For clinicians struggling to cope with the public sector underfunding of sleep laboratories and the pressure of increasing referrals for investigation of SAHS, this study is very encouraging. Overnight oximetry using a cut off ODI value of >5 appears to be a good positive screening device when taken with other simple measures which are available in all respiratory function laboratories. A combination of clinical predictive factors and overnight oximetry will suffice as an initial screening test for most patients.
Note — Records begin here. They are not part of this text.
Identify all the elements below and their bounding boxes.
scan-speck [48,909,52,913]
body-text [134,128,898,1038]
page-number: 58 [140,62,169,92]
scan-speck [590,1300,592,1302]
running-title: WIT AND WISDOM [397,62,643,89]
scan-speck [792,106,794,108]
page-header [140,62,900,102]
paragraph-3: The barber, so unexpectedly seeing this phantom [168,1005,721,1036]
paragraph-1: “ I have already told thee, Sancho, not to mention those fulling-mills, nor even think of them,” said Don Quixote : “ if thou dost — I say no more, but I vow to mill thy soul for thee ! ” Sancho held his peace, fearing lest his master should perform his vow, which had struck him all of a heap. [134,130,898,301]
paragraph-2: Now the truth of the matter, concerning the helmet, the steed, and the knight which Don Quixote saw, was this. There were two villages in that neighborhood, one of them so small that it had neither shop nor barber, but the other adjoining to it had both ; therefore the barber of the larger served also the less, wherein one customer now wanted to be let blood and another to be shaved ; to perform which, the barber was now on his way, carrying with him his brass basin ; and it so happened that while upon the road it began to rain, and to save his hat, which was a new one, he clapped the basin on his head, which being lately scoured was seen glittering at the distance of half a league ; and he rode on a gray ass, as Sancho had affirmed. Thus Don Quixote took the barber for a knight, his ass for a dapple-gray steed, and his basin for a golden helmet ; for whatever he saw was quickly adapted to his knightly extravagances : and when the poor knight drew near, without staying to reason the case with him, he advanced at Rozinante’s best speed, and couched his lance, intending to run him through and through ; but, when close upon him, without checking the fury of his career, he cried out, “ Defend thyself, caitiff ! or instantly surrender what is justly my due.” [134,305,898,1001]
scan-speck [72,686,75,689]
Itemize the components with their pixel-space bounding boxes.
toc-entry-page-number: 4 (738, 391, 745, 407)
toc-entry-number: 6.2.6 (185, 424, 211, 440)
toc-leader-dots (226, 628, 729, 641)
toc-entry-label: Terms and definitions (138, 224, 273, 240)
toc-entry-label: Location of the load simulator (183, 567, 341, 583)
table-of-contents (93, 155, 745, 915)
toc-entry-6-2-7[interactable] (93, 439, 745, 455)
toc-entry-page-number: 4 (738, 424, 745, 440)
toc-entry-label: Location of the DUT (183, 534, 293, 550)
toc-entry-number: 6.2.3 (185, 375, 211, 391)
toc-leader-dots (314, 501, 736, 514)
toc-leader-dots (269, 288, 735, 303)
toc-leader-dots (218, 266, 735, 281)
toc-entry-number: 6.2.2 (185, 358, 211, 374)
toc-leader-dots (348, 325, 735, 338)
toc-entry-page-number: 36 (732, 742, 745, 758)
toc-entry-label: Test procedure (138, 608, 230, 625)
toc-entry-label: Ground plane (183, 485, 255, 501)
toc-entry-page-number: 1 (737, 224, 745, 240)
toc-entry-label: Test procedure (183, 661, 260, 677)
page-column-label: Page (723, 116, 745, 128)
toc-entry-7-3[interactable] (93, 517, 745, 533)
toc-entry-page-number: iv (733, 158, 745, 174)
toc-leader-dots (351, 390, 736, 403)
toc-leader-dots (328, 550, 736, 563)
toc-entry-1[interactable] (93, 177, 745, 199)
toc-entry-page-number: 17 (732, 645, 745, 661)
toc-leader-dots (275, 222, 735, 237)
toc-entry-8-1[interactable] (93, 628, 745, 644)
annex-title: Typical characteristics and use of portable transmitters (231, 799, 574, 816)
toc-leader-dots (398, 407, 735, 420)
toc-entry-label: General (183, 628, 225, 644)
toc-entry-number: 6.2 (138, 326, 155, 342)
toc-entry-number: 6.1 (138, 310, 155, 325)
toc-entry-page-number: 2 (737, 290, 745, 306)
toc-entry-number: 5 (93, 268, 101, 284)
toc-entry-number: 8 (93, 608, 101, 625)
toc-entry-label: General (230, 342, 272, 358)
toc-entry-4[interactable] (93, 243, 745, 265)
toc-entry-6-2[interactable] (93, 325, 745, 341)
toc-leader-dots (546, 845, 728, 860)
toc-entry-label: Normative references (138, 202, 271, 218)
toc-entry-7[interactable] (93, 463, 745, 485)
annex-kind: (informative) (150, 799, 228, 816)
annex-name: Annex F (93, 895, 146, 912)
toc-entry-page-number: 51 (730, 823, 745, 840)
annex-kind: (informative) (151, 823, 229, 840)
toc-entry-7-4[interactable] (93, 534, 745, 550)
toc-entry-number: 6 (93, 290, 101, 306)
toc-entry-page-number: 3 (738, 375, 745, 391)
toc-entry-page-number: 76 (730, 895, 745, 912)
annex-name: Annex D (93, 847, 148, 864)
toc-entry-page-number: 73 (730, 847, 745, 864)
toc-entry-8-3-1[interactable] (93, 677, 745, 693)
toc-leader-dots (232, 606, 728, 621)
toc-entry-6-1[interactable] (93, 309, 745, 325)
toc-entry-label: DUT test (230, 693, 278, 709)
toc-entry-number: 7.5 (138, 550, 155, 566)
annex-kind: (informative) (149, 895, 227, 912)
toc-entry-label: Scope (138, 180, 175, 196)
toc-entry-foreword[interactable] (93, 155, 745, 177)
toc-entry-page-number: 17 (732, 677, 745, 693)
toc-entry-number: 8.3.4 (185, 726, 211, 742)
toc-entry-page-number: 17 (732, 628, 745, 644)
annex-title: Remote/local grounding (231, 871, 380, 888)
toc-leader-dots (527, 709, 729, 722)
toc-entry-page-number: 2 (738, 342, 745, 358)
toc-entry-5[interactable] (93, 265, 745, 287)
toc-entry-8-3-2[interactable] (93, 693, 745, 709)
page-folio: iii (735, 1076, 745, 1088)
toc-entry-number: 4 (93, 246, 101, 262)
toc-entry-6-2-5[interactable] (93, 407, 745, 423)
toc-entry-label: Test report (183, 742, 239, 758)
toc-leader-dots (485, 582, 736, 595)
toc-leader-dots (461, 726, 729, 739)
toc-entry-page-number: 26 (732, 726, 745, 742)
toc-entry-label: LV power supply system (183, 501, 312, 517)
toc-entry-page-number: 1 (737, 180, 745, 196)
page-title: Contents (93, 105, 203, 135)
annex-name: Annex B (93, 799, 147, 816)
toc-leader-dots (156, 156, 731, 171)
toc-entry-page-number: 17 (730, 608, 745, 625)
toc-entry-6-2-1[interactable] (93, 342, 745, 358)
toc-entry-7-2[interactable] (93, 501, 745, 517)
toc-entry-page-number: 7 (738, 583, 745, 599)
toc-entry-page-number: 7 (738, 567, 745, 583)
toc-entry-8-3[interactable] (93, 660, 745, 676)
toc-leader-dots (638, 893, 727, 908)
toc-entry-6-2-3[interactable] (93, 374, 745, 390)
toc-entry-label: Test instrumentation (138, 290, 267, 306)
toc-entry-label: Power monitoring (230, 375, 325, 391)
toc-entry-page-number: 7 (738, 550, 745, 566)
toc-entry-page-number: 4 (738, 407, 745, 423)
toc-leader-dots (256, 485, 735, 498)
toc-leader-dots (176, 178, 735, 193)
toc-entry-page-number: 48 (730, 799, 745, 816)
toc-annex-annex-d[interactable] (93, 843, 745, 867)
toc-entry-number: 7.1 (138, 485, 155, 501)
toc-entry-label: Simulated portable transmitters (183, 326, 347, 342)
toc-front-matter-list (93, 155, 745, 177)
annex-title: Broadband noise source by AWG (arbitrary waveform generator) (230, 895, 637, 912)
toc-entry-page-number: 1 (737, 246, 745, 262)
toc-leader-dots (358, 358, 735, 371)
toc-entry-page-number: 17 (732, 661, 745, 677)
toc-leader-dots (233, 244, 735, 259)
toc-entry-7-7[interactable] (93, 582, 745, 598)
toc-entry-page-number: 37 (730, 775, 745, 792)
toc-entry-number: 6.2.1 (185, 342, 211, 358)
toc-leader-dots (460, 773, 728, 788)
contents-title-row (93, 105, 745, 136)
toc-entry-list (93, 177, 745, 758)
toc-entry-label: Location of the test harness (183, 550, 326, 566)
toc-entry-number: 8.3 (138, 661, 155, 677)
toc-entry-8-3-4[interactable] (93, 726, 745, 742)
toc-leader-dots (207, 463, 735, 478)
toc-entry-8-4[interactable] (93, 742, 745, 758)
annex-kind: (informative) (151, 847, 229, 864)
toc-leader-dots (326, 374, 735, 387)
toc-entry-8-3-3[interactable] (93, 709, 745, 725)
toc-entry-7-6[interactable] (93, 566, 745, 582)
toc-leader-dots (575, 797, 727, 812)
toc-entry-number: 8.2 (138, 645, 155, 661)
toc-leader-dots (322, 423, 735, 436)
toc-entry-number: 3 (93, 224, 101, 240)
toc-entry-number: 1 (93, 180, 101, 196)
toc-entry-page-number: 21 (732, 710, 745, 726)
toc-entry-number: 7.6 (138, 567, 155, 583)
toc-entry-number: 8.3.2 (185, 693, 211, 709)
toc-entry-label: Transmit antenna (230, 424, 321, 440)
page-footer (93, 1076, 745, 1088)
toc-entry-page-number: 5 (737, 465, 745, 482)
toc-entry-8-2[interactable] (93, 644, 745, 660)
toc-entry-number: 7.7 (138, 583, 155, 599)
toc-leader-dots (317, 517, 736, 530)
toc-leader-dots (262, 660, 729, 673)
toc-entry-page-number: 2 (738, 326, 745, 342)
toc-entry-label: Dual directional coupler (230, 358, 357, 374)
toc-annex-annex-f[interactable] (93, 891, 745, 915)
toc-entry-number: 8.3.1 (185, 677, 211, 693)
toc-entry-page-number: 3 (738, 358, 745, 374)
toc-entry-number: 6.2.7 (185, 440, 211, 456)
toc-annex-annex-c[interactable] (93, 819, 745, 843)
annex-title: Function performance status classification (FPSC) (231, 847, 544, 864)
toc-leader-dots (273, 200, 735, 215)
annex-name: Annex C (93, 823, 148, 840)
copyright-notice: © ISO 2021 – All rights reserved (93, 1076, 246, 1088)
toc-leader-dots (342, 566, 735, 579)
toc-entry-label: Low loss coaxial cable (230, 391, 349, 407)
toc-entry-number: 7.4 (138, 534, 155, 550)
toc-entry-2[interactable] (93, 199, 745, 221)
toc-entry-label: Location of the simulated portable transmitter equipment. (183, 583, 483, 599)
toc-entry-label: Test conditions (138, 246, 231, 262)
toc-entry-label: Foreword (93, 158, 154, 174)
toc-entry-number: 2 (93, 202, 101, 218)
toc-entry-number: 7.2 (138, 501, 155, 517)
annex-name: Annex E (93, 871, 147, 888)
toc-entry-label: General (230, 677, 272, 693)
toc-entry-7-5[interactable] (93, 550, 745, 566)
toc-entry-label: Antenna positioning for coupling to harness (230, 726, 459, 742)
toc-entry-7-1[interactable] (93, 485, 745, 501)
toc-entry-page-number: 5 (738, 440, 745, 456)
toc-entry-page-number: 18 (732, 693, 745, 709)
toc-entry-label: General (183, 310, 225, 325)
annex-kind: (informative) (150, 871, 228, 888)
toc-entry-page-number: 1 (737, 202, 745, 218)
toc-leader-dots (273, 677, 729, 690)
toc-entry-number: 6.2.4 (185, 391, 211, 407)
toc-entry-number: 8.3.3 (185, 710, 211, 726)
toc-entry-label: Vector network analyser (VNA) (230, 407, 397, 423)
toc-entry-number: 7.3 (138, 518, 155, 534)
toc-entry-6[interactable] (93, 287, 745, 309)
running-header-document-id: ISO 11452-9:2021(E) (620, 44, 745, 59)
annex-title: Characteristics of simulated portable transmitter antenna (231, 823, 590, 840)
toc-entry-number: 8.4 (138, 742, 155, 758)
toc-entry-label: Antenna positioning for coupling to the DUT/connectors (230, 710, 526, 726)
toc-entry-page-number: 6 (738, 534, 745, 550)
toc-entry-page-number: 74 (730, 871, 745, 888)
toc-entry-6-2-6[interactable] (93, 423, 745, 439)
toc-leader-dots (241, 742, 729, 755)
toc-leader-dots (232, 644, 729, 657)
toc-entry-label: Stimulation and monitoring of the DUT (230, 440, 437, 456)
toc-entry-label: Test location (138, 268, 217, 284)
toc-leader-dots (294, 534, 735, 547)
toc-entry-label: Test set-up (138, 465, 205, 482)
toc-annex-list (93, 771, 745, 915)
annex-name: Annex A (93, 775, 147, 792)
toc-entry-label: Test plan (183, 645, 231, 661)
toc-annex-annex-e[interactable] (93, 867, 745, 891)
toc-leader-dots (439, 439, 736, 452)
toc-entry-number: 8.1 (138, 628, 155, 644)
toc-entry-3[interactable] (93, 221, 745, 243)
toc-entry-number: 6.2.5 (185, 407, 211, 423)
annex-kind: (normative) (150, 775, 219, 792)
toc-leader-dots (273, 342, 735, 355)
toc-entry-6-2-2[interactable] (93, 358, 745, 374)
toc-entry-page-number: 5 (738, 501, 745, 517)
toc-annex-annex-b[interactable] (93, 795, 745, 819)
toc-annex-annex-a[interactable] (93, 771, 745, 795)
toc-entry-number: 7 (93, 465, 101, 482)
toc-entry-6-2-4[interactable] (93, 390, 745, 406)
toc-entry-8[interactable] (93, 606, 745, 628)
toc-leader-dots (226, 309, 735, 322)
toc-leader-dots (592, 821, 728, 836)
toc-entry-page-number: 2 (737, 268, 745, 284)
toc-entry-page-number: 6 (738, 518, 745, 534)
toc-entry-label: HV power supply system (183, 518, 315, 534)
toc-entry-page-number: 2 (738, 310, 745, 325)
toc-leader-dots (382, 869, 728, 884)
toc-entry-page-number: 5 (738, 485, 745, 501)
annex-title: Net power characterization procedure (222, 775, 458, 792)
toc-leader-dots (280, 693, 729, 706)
For those with positive overnight oximetry, spirometric tests should be performed to exclude primary lung disease. It may also be prudent to perform an ECG since left ventricular dysfunction is extremely unlikely with a normal ECG.16 Those patients with normal spirometric and ECG results but abnormal overnight oximetry can thus be started on a trial of treatment. Patients with negative overnight oximetry and a high clinical suspicion of SAHS and those with positive overnight oximetry but abnormal spirometric or ECG results should undergo further investigations as appropriate such as PSG.